Parigi dice basta alla fast fashion, ma uno dei colossi cinesi apre alle Galeries Lafayette

Fino a 10 mila capi di abbigliamento caricati ogni giorno sulle piattaforme. È questo il trend di produzione dei due colossi cinesi protagonisti dell’ultra-fast fashion. Uno dei business più inquinanti al mondo: la moda a prezzi stracciati in vendita sui canali online che di sostenibile non hanno nulla. Milioni di lavoratori impiegati nella confezione di capi di abbigliamento, prodotti in condizioni precarie in Bangladesh, India e Vietnam e messi sul mercato a meno dieci euro. I loro salari? Inferiori al minimo vitale. Nel 2024, in media uno stipendio si aggirava sui 90 dollari al mese. Eppure il giro di affari che riguarda la fast-fashion è intorno ai 125 miliardi di dollari all’anno.

Francia, la prima legge

Un modello consumistico ed economico che da tempo attira su di se critiche per il forte impatto ambientale e sociale. Soprattutto si discute quali regole imporre ai colossi come Temu e Shein. Non è così semplice, visto che se ne sta occupando anche la Commissione europea con la proposta di riforma del codice doganale. A livello di singoli stati, invece è stata la Francia a muoversi per prima varando una legge anti fast-fashion che introduce una tassa ambientale con l’obiettivo di penalizzare le produzioni inquinanti e le ingiuste condizioni di lavoro; un eco-score per valutare l’impatto dei capi (emissioni, risorse utilizzare, riciclabilità); previsto il divieto di pubblicità delle marche dell’ultra fast-fashion e della promozione tramite influencer per questi brand. Fino alla decisione presa dal Ministero delle Finanze di bloccare l’accesso al sito e-commerce di Shein ritenuto colpevole di aver messo in vendita bambole gonfiabili con sembianze di bambini.
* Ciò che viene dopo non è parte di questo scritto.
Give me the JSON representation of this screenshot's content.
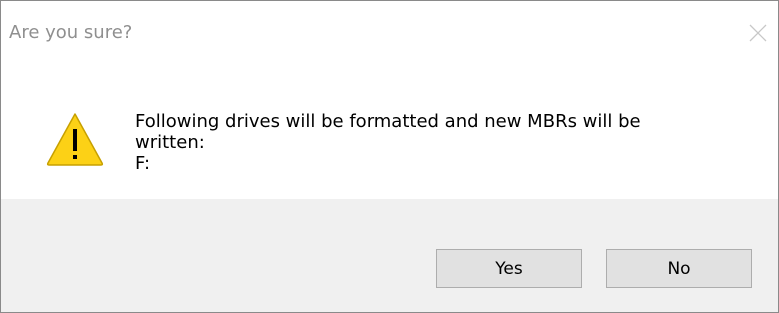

Il primo negozio permanente Shein nel Marais

Nonostante le proteste e l’indignazione (sono state raccolte 120 mila firme), il gruppo Shein è riuscito ad aprire ugualmente il suo primo negozio permanente nel cuore di Parigi alle Galeries Lafayette. L’operazione è stata possibile proprio per la partecipazione della Société des grands magasins, che gestisce l’insegna Bhv e in franchising alcuni store delle Galeries. Obiettivo: attirare clienti al centro commerciale.
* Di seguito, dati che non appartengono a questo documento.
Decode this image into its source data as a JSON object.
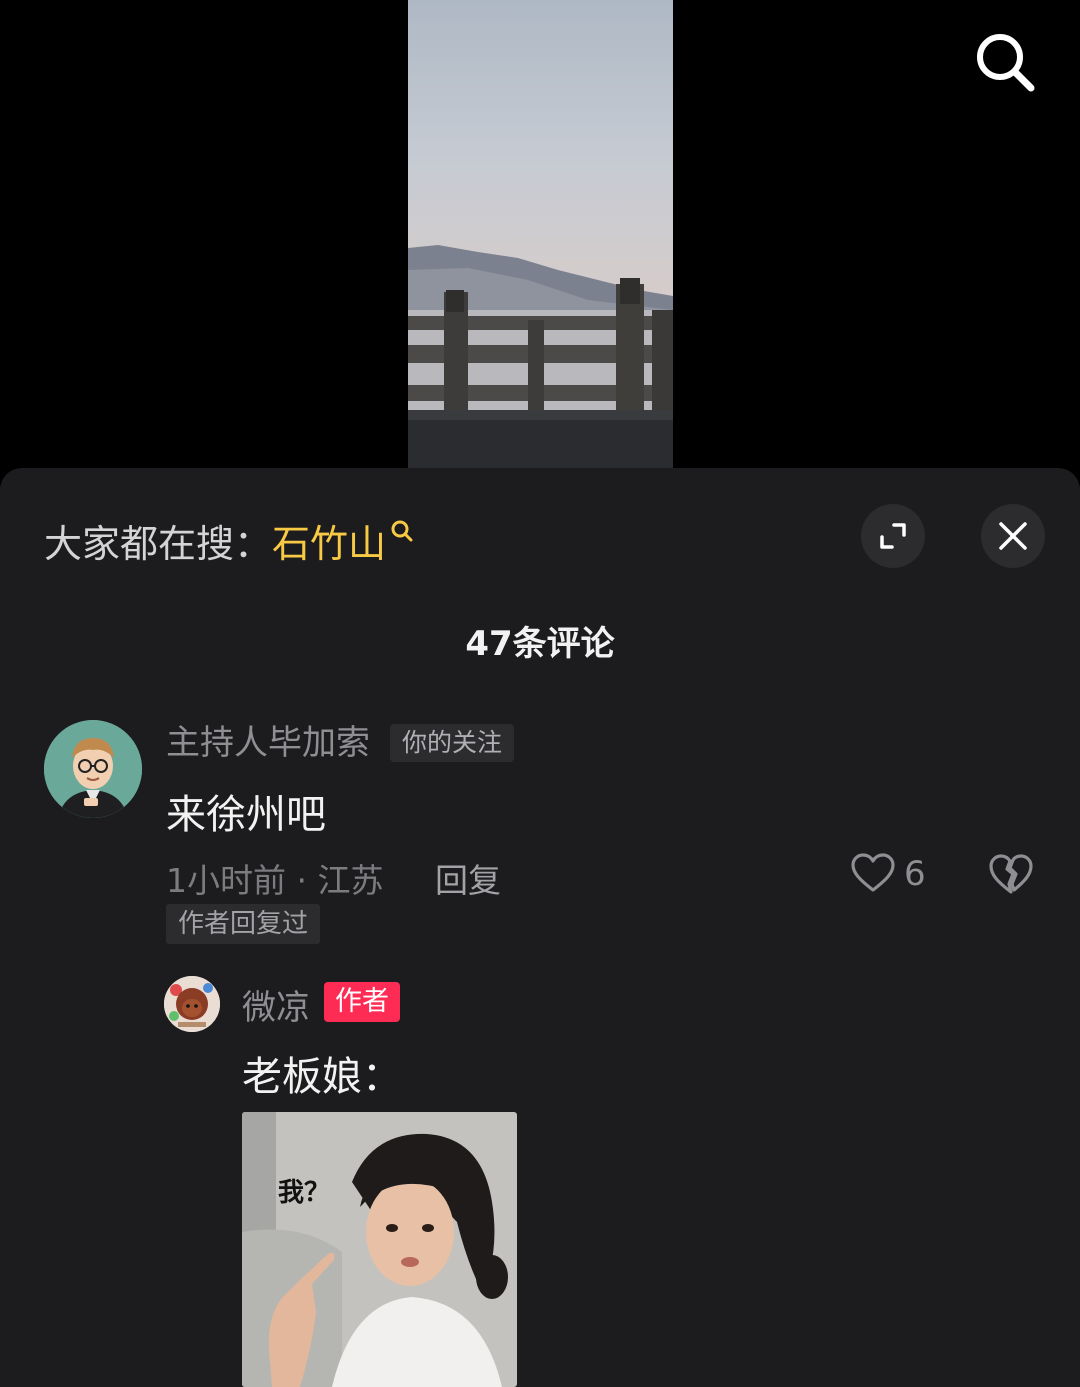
{
  "icons": {
    "top_search": "search-icon",
    "trend_search": "search-small-icon",
    "expand": "expand-icon",
    "close": "close-icon",
    "like": "heart-icon",
    "dislike": "broken-heart-icon"
  },
  "colors": {
    "sheet_bg": "#1c1c1e",
    "keyword": "#f7c945",
    "author_tag": "#fe2c55"
  },
  "trend": {
    "prefix": "大家都在搜：",
    "keyword": "石竹山"
  },
  "comments_count": "47条评论",
  "comment": {
    "username": "主持人毕加索",
    "follow_tag": "你的关注",
    "text": "来徐州吧",
    "meta": "1小时前 · 江苏",
    "reply_label": "回复",
    "like_count": "6",
    "author_replied_tag": "作者回复过"
  },
  "reply": {
    "username": "微凉",
    "author_tag": "作者",
    "text": "老板娘：",
    "sticker_caption": "我？"
  }
}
Ad assistere all’inaugurazione del suo primo negozio fisico (altre aperture sono previste a Digione, Grenoble, Reims, Limoges e Angers nella Valle della Loira) decine di manifestanti accampati davanti ai grandi magazzini. Proteste che non hanno però scoraggiato la folla di acquirenti. Quindi sito bloccato, ma negozio preso d’assalto da curiosi e fan del marchio che si sono messi in fila per acquistare. Tra loro, molti giovani.

Il “Green Gap” dei giovani consumatori

C’è chi in questo comportamento vede una contraddizione tipica della cosiddetta GenZ, ossia una generazione che se da una parte crede nei valori ecologici, dall’altra non sembra metterli in pratica in modo coerente. Un sondaggio del 2024 lo metteva nero su bianco: il 75% dei giovani europei si diceva preoccupato per il cambiamento climatico, ma solo il 22% dichiarava di aver ridotto concretamente i propri acquisti di moda. Spesso infatti le intenzioni ecologiche si scontrano con le abitudini al consumo e soprattutto le possibilità economiche. Ad esempio, molti considerano che l’alternativa sostenibile di una t-shirt, che nel fast-fashion è in vendita a 7 euro, costi troppo. E poi c’è il mondo dei social che determina “appartenze” e anche gusti. Con il “nuovo ricambio di outfit” e microtrend che spesso durano poche settimane. Forse, ed è l’idea comune degli autori di molte inchieste che riguardano il settore del fashion, è arrivato il momento che il mondo della moda, nella sua globalità, si avvii verso un vero cambiamento strutturale. Diventando certo sostenibile ed etico, ma anche accattivamene e soprattutto economicamente accessibile.